Medienpraxis in der Wirtschaft:
Autobiografische Notiz
Die Handschrift eignet sich besonders gut für das Ordnen von Ideen, indem sie diese unmittelbar und direkt zu Papier bringt. Handschriftliche Notizen können schnell korrigiert und ergänzt werden, und Zettel als Trägermaterialien können verschoben und zusammen mit Zeichnungen oder Diagrammen Beziehungen zwischen den Notizen sichtbar machen. Mit der Handschrift wird es also möglich, einzelne Elemente einer Gesamtidee in eine räumliche Ordnung zu bringen.
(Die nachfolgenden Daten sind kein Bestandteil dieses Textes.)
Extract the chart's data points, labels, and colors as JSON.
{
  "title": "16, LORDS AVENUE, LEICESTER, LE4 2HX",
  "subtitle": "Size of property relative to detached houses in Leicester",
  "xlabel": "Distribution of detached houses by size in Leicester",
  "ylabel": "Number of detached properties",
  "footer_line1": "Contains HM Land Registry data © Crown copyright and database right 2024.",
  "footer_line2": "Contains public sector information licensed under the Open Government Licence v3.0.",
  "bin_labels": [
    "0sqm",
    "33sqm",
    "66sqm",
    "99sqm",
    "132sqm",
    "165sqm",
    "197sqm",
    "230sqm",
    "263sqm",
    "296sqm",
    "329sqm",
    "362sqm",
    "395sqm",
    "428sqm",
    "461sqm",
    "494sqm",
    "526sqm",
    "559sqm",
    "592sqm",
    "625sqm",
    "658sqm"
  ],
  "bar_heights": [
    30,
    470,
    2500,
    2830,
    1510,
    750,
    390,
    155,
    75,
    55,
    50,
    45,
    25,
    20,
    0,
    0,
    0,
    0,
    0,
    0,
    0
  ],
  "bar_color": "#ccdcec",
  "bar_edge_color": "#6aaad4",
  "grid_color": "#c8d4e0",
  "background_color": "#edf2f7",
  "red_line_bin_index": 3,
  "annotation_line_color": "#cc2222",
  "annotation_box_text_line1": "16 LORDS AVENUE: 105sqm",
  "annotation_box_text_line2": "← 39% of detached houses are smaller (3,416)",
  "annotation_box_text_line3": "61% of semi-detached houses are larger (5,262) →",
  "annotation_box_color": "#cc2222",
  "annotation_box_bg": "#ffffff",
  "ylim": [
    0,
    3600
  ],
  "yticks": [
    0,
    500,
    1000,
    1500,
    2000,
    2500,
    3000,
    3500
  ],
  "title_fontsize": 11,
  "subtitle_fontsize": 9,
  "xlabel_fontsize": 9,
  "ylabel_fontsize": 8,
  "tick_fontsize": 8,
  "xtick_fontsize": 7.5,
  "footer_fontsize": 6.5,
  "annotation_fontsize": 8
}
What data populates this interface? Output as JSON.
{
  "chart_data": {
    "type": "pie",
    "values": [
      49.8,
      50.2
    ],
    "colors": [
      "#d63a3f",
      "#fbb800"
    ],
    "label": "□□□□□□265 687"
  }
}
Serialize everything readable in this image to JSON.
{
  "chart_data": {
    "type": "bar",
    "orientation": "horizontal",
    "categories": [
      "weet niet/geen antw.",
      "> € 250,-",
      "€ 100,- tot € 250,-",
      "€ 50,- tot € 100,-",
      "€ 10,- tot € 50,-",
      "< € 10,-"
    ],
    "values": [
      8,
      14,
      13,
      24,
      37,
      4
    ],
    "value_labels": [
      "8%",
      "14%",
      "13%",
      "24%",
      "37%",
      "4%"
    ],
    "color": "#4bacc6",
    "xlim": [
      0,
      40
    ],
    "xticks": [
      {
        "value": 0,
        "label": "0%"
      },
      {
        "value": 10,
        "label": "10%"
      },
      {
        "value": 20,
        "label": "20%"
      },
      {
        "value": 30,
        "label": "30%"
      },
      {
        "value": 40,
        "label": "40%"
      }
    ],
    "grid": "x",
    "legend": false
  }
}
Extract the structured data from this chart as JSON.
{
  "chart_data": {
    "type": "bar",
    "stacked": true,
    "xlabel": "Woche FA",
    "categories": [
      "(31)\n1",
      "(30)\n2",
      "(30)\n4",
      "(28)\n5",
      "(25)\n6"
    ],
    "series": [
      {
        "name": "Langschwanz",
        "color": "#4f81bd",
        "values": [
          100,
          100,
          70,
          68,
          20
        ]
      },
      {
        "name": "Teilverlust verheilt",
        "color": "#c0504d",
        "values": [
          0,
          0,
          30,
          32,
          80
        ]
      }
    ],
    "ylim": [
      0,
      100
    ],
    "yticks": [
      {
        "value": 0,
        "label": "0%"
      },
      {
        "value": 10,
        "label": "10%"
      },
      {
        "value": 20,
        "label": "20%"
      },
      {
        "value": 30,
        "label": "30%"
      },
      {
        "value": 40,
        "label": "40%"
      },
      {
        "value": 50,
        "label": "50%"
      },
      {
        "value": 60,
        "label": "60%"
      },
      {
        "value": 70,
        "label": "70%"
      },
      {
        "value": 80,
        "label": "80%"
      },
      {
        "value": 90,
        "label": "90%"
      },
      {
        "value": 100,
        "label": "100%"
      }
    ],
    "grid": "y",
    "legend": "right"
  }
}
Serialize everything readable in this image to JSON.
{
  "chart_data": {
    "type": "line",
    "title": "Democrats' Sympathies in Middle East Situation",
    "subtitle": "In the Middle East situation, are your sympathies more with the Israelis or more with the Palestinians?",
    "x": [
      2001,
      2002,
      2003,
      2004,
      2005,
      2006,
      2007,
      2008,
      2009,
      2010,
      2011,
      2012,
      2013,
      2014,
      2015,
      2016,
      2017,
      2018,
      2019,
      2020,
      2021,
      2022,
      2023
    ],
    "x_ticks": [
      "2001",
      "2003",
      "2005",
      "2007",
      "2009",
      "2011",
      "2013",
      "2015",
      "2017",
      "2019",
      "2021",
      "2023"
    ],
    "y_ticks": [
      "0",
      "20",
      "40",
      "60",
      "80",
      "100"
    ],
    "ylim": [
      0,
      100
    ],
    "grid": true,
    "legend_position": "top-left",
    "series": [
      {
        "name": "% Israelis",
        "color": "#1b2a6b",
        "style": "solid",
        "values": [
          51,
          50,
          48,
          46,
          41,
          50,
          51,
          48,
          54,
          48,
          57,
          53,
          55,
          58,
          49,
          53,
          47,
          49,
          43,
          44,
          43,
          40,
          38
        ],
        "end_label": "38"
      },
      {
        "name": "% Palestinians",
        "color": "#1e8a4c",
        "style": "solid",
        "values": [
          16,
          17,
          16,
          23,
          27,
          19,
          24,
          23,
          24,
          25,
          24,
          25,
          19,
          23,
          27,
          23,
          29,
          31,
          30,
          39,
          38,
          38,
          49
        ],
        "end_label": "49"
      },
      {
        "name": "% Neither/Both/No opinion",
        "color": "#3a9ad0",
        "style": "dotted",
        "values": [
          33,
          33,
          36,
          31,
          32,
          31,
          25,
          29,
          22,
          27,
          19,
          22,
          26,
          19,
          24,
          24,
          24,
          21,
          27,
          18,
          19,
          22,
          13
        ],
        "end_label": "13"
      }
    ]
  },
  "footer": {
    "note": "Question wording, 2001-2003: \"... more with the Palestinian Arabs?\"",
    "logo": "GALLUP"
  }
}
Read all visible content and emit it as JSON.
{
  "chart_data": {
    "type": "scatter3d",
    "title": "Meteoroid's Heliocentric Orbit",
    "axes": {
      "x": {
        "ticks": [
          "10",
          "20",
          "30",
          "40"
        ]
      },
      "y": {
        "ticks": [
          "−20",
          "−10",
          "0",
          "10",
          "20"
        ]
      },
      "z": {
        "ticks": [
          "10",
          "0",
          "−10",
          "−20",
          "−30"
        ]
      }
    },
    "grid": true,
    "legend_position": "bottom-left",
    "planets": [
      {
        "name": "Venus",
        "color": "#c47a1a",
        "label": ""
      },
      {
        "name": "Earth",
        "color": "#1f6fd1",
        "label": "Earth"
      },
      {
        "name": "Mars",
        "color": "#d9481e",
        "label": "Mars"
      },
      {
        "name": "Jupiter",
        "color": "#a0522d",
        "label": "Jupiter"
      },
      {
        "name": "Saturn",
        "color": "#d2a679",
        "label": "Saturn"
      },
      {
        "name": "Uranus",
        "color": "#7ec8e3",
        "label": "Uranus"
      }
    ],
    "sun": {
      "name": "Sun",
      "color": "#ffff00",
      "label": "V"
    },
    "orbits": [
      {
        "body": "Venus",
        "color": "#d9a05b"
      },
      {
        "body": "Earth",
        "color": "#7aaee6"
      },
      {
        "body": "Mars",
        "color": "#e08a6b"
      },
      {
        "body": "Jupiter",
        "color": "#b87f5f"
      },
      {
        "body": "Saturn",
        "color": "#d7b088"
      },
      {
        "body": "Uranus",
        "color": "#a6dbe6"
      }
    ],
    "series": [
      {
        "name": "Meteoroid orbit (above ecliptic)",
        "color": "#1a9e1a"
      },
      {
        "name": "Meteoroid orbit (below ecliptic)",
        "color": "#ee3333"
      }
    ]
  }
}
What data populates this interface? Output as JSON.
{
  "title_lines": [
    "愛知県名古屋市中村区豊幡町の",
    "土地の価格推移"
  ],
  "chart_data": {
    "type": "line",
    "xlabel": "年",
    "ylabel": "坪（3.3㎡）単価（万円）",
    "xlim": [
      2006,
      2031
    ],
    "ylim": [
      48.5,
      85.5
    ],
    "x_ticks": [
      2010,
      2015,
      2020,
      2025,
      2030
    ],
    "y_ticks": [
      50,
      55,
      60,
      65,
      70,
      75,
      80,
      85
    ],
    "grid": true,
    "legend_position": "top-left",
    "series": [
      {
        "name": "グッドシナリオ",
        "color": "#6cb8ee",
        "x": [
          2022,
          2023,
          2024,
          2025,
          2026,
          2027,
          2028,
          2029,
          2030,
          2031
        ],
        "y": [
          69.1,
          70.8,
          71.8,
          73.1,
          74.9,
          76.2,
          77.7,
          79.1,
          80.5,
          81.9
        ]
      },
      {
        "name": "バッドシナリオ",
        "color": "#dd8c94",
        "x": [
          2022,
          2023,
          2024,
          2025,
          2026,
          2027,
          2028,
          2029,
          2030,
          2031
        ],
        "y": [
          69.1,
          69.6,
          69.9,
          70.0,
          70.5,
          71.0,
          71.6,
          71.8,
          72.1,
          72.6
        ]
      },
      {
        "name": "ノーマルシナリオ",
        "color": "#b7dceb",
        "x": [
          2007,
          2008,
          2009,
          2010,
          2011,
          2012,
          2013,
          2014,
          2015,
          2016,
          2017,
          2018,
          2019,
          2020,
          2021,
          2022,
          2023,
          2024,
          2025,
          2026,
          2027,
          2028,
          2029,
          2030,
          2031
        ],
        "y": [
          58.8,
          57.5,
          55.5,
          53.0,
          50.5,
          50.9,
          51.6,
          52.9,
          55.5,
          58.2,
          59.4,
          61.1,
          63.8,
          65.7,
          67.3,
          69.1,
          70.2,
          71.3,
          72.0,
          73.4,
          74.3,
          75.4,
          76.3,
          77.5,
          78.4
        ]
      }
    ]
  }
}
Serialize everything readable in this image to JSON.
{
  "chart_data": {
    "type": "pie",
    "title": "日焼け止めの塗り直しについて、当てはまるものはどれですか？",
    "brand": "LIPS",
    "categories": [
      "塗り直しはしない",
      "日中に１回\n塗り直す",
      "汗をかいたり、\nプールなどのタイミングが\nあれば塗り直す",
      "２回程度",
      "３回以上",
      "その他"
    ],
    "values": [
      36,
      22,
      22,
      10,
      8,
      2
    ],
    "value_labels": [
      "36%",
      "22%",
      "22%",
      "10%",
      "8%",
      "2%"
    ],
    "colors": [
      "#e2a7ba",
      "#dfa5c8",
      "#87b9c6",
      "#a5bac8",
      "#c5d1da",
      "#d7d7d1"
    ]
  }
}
Ferdinand Schmatz zeigt in seiner Aktion "ESE. Worttabelle von der Wand ab" auf, wie handschriftliche Aufzeichnungen zu hilfreichen Elementen bei der Reflexion und Neuordnung von Gedanken werden. Er setzt die händisch angefertigten Buchstaben des Alphabets in eine räumliche Beziehung zueinander und formt so neue Begriffe ("Neologismen").
Techniken: > Schreiben, > Inszenieren
Übung 2: Konzeption einer autobiografischen Notiz
1. Um sich einen Überblick über Ihre bisherigen beruflichen Erfolge zu schaffen, die Sie mit Ihrem Internet-Auftritt vermitteln möchten, notieren Sie auf verschiedenen Zetteln jeweils eine wichtige Station in Ihrer Karriere. Schreiben Sie zu jeder Notiz, welche professionellen Fähigkeiten und Erfahrungen Sie dabei eingebracht und welches Know-how Sie angewandt haben.
2. Fügen Sie nun jeder Notiz nach Bedarf Ergänzungen hinzu, wie z.B. Daten zu den AuftraggeberInnen, Dauer eines Projekts oder die Höhe des Honorars.
3. Wenn Sie alle Karrierestationen gesammelt haben, legen Sie die Notizblätter vor sich hin und bringen Sie sie in eine chronologische Ordnung. Diese kann von links nach rechts oder von unten nach oben erfolgen, je nachdem, ob Sie eher die zeitlichen oder die hierarchischen Aspekte betonen möchten.
4. Überlegen Sie, nach welchen Aspekten – wie z.B. nach der Wichtigkeit Ihrer fachlichen Kompetenzen für Ihre zukünftigen Zielgruppen – Sie die Notizen auch anders ordnen könnten.